Total Pageviews

Friday, January 26, 2018

Visit to Amaravathi





What brings my husband and I to India, besides visiting family and friends, is a commitment to accompanying and encouraging an underserved minority group, recently moved into makeshift neighborhoods, in developing family and community life. Over the last ten years, the project has pretty much settled on the mutually agreed-upon priority of supplementing the education of their children.

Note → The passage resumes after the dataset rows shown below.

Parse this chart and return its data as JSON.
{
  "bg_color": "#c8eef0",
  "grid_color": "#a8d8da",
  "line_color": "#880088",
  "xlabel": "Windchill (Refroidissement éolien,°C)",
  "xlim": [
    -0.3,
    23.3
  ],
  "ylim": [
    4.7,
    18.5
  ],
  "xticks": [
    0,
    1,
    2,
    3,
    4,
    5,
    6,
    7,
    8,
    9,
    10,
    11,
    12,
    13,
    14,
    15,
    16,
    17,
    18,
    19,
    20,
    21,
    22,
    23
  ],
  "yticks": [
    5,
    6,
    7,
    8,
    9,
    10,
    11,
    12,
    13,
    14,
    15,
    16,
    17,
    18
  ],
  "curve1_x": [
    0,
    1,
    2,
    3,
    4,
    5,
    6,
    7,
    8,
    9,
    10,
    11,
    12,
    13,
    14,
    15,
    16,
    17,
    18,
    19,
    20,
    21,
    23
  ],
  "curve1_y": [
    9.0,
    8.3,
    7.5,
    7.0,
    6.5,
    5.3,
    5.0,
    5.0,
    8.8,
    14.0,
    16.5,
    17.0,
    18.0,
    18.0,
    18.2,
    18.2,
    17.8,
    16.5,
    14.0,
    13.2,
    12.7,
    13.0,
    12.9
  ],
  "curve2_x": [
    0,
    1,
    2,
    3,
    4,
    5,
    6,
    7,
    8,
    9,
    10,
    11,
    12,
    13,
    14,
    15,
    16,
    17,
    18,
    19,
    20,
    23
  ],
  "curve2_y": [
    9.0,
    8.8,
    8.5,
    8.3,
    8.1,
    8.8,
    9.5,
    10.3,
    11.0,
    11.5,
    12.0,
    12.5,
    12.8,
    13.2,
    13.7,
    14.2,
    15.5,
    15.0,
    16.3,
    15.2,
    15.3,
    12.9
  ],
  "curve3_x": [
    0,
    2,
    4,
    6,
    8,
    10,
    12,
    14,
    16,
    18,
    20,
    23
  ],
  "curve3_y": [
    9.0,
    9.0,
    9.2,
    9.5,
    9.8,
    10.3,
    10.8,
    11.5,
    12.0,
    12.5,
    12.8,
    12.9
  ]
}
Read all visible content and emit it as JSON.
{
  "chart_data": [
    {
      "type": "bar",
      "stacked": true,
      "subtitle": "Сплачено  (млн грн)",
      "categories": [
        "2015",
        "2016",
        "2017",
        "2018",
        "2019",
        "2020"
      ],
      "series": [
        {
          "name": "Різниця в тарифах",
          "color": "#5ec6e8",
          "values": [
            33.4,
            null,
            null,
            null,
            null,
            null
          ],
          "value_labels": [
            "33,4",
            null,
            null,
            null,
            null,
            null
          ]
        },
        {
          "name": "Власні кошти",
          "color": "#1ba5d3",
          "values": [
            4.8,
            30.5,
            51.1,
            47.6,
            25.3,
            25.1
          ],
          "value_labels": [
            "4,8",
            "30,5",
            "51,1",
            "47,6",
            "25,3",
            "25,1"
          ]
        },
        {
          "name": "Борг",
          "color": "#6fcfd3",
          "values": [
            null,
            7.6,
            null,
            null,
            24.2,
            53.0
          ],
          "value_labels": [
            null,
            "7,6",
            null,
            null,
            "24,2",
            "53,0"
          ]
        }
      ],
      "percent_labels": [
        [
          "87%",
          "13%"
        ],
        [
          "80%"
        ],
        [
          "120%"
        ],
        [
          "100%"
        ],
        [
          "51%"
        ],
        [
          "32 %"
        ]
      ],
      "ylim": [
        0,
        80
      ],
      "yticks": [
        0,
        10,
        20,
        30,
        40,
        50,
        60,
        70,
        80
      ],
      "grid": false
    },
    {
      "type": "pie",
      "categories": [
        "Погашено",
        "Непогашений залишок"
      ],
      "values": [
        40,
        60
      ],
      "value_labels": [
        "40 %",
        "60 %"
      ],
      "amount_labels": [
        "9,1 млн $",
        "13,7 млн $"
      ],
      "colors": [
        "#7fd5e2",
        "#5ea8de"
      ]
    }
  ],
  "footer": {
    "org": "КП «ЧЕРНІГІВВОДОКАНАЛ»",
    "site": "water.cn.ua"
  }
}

The latest addition to the project is a group of about sixty families living just half a block from a museum of local and Buddhist history in the village of Amaravathi.  (Amaravathi is the name chosen from a trio of cities/towns rapidly being developed as the new capital of Andhra Pradesh. Andhra
was divided in two, two years ago, with this, the east side of the 'old' state, retaining the name while the western portion, now named Telangana, retains the 'old' capital,Hyderabad.) Here, however, when I say Amaravathi,  I'll just be talking about the neighborhood we're working with.

My husband was asked to consider working with this group, and made a visit or two last year to assess the situation. He was impressed with the need, and agreed with a few elders that we would provide a teacher to supervise and coach their youngsters in the evening.  Then the search for a willing, educated person in a nearby neighborhood began..  We made  one visit before one was found.

Visit number one: December    , Visit to Amaravati Franklin and Shirley walked about a block from car to the church building where the evening school is to be held, just a few blocks from the bus stand, museum, and historic Buddhist sites which are being developed for tourism purposes.  We sat on picnic chairs brought from homes nearby...homes ranging from sticks and rags to sticks and palm leafs to concrete block structures of one or more rooms, amidst piles of rock and sand for ongoing construction. Aside from the single concrete road on which we walked, there were no roads. People watched us, smiled if we made eye contact. Children gathered for the evening school—Franklin started interviewing them right away...many were unkempt, and in charge of a toddler or two.  Children literally tumbled in and out the door whose threshold was four concrete steps and a high wooden lintel?)